Here is a strange-but-true American fact: It is a crime to be in possession of eagles and eagle parts other than for the purposes of Native American tribal ritual—down to a feather.
But, you may be asking, what if I just happen to come across a dead eagle in the wild?
Good question! This is where the National Eagle Repository, the federal government’s official dead eagle processing center, comes in.
Part of the Rocky Mountain Arsenal National Wildlife Refuge near Denver, Colorado, the National Eagle Repository is the one place in the nation where deceased symbols of American freedom are sent, as well as the place you can look to for all your legal eagle part needs.
First created in the 1970s, the office as it exists today was established in 1995 as a result of a presidential mandate designed to create a legally regulated method for Native American tribes to obtain eagle parts for use in various cultural activities. The fierce protection of bald eagles in America made the procurement of eagle parts a thorny issue for many Native American tribes who use them—especially the feathers—in their legally protected cultural rites. With the repository in place, obtaining eagle parts is now a perfectly legal process that both helps to protect the animal and the rights of the people who use them.

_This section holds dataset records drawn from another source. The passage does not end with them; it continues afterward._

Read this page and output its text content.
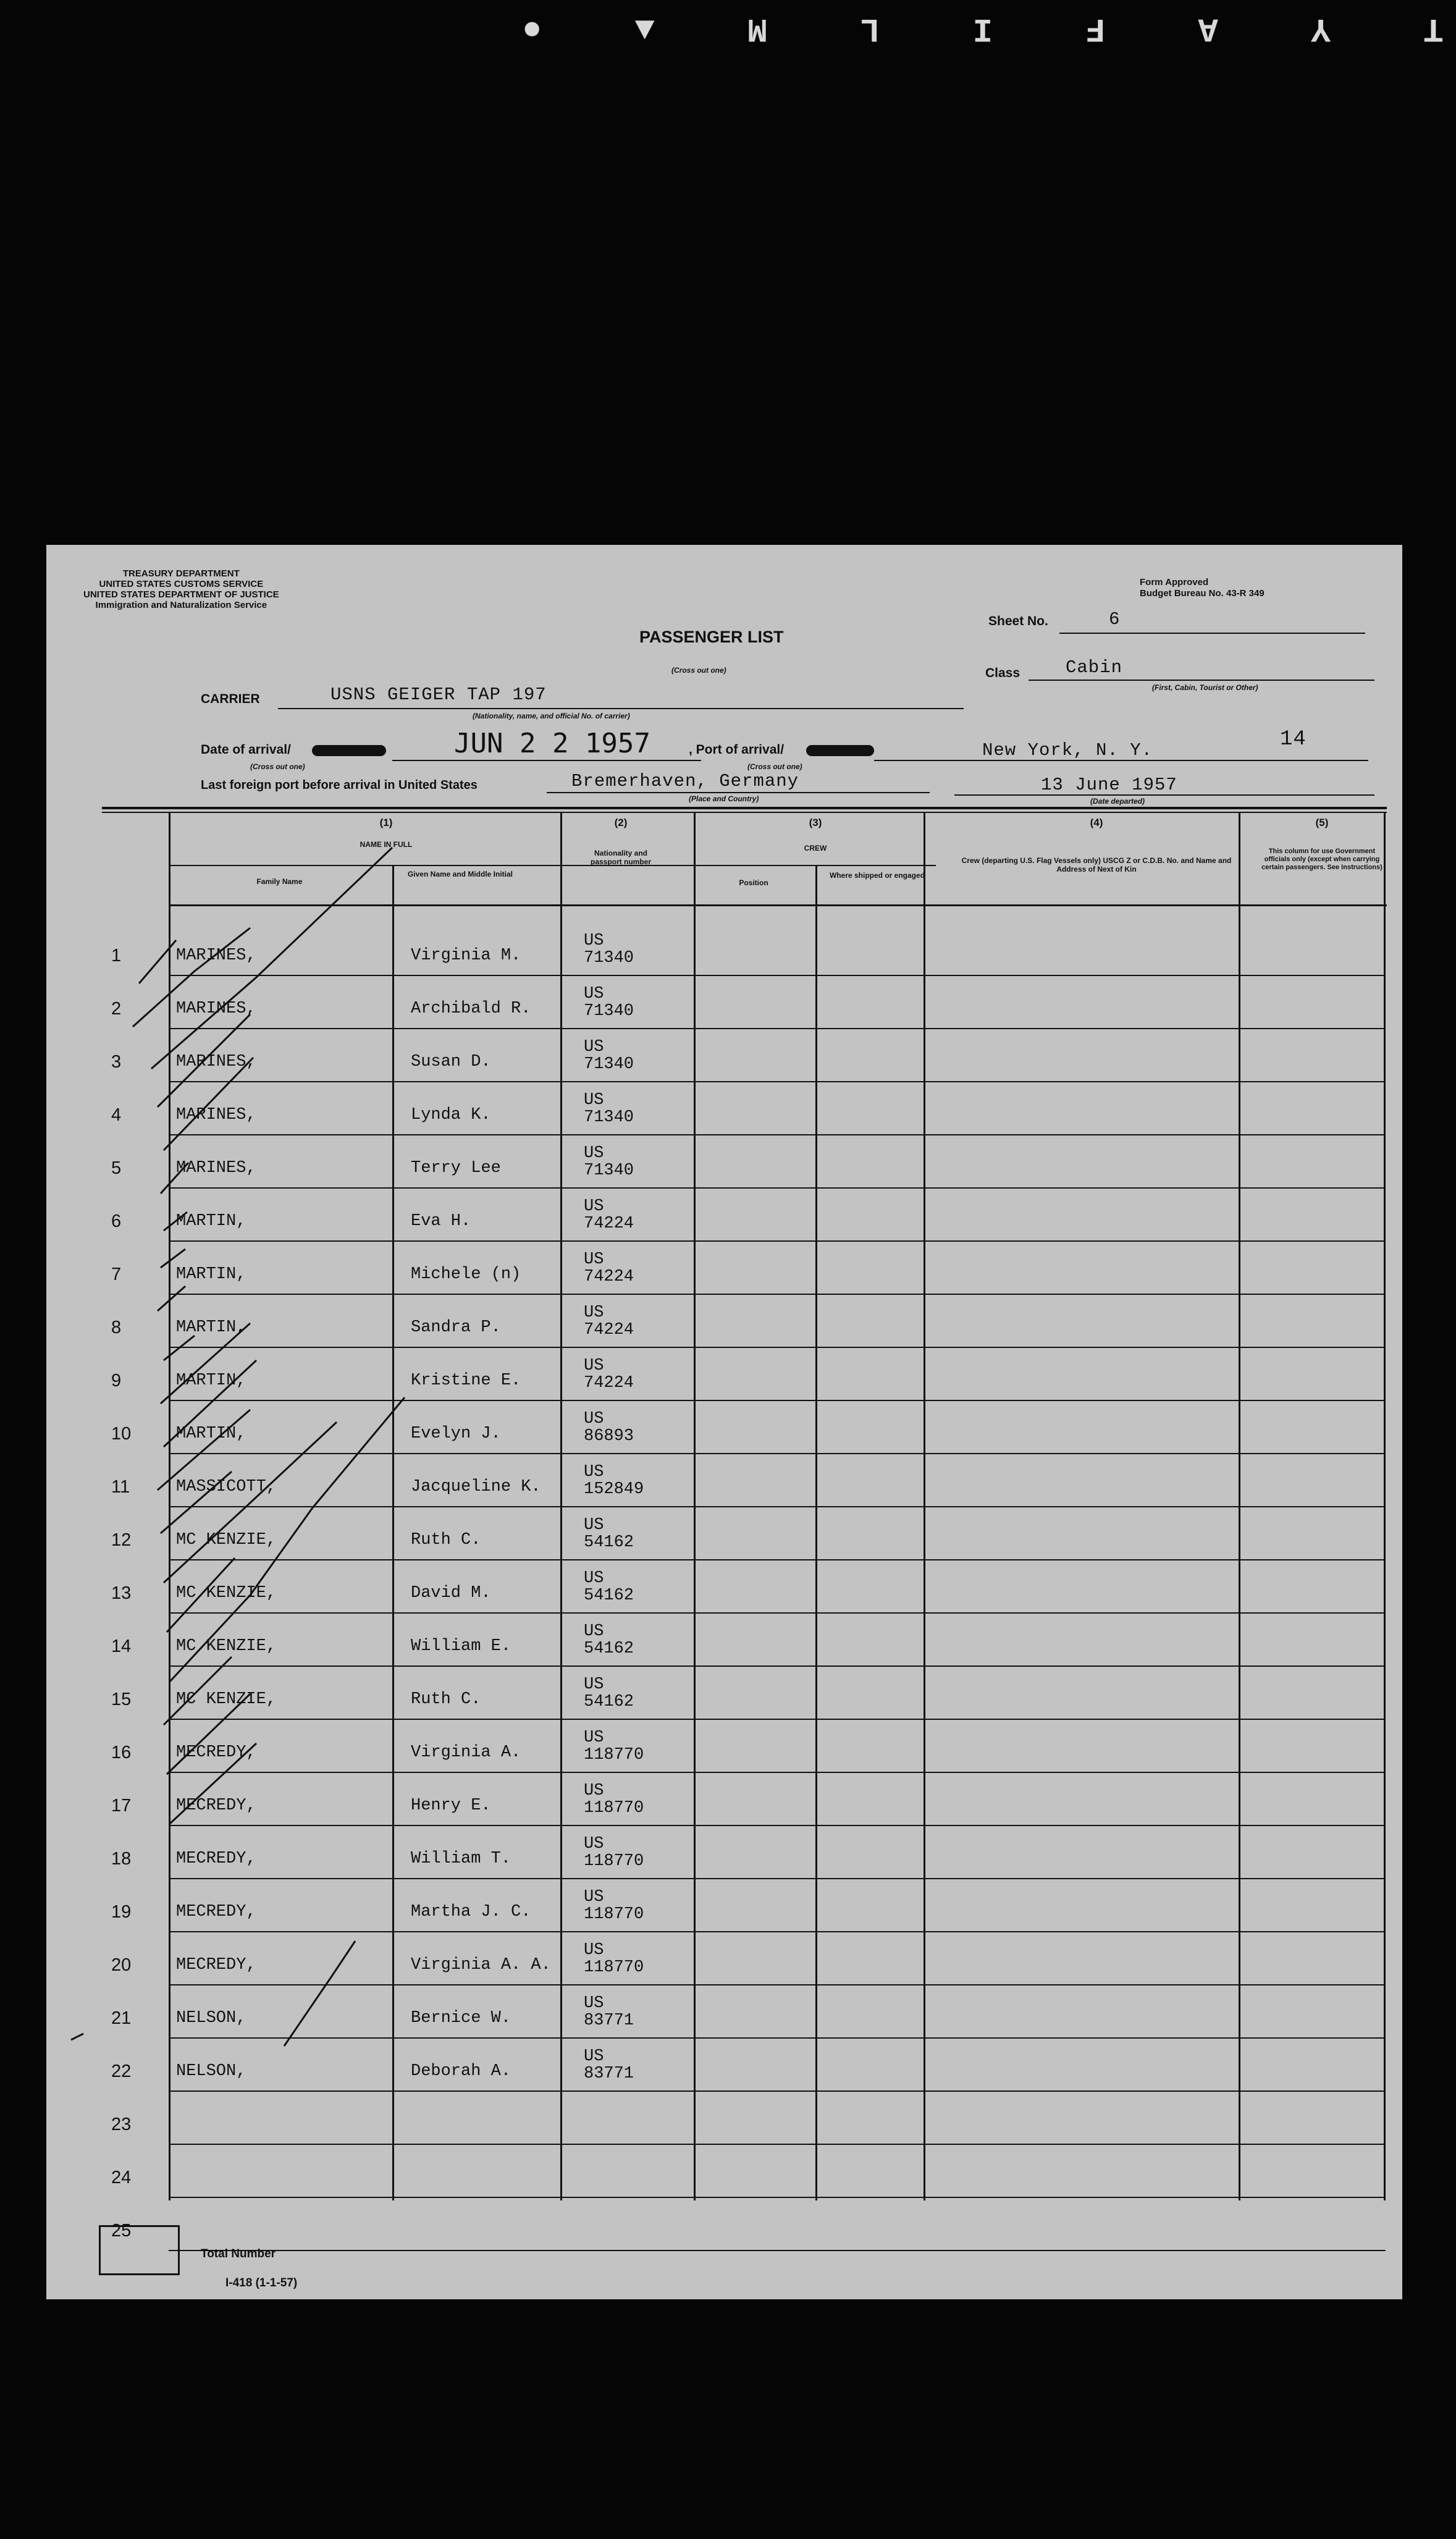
TYAFILM▲●
TREASURY DEPARTMENT
UNITED STATES CUSTOMS SERVICE
UNITED STATES DEPARTMENT OF JUSTICE
Immigration and Naturalization Service
Form Approved
Budget Bureau No. 43-R 349
PASSENGER LIST
(Cross out one)
Sheet No.	6
Class	Cabin
(First, Cabin, Tourist or Other)
CARRIER	USNS GEIGER TAP 197
(Nationality, name, and official No. of carrier)
Date of arrival/	JUN 2 2 1957
(Cross out one)
, Port of arrival/
(Cross out one)
New York, N. Y.	14
Last foreign port before arrival in United States	Bremerhaven, Germany
(Place and Country)
13 June 1957
(Date departed)
(1)
NAME IN FULL
Family Name
Given Name and Middle Initial
(2)
Nationality and passport number
(3)
CREW
Position
Where shipped or engaged
(4)
Crew (departing U.S. Flag Vessels only) USCG Z or C.D.B. No. and Name and Address of Next of Kin
(5)
This column for use Government officials only (except when carrying certain passengers. See Instructions)
1	MARINES,	Virginia M.
US
71340
2	MARINES,	Archibald R.
US
71340
3	MARINES,	Susan D.
US
71340
4	MARINES,	Lynda K.
US
71340
5	MARINES,	Terry Lee
US
71340
6	MARTIN,	Eva H.
US
74224
7	MARTIN,	Michele (n)
US
74224
8	MARTIN,	Sandra P.
US
74224
9	MARTIN,	Kristine E.
US
74224
10	MARTIN,	Evelyn J.
US
86893
11	MASSICOTT,	Jacqueline K.
US
152849
12	MC KENZIE,	Ruth C.
US
54162
13	MC KENZIE,	David M.
US
54162
14	MC KENZIE,	William E.
US
54162
15	MC KENZIE,	Ruth C.
US
54162
16	MECREDY,	Virginia A.
US
118770
17	MECREDY,	Henry E.
US
118770
18	MECREDY,	William T.
US
118770
19	MECREDY,	Martha J. C.
US
118770
20	MECREDY,	Virginia A. A.
US
118770
21	NELSON,	Bernice W.
US
83771
22	NELSON,	Deborah A.
US
83771
23
24
25
Total Number
I-418 (1-1-57)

The late eagles themselves can flow to the Repository from a number of avenues. According to Coleen Schaefer, the Supervisory Wildlife Repository Specialist, eagle corpses usually come from state and federal wildlife officers who find the dead birds in the wild, as well as eagle rehabilitators who end up with birds that just couldn’t pull through. However, zoos and even private citizens may (and, technically, are legally obligated to) send eagles to the facility. While the website calls for all eagle parts, regardless of condition, to be sent to the repository, Schaefer says they mainly get whole eagles. The Repository is refreshingly nondiscriminatory in its desire for dead eagle parts, although, as their website also makes very clear, they should not be sent eagles that have died from the West Nile Virus. This, tragically, is a real problem.
Birds that have been poisoned are also problematic, as the Repository only accepts them after an necropsy has been performed, just as if they were human murder victims.
Schaefer says that in addition to the more standard cases in which the birds die of disease or some other natural cause, they also get birds that were killed in illegal shootings. Once the investigation is complete, the “victim” is shipped to the Repository to be necropsied and harvested for Native American rituals. Sometimes they even come in still carrying their last meals. “We have received eagles where prey are still gripped in their talons, e.g. fish, ducks, etc., and that’s always interesting,” says Schaefer.
The National Eagle Repository may not be picky about what birds come to them, but they are incredibly fastidious about the parts they send out to others. When the eagles come to the Repository, they are assessed for their usability to the Native American population, as damaged parts are not acceptable for many of their uses. Schaefer estimates that between 30 and 40 eagles are evaluated each day. “If the bird is best suited to be used for feathers, we hand-pluck the feathers from the wings and tail to provide to the applicant,” she says. (Usable or not, that is a staggering amount of dead eagles, and there are only three staff members working on the eagles full-time.)
If you happen to come across a dead eagle, you should contact a wildlife officer. But in case you decide to take care of that national treasure corpse yourself, the Repository suggests that you wear gloves to protect yourself from disease, place the bird in a sturdy plastic bag to prevent “leakage,” and get it into a freezer as soon as possible. All good rules for handling any dead thing, really.
They also suggest that you transport the carcass in a separate area from yourself in a vehicle. Specifically, the back of a pick-up. During both handling and packaging the eagle, it’s important to remember to be extra careful with the feathers, because if they are damaged, your grimly patriotic submission may all have been for naught.
This story originally ran on July 2, 2015.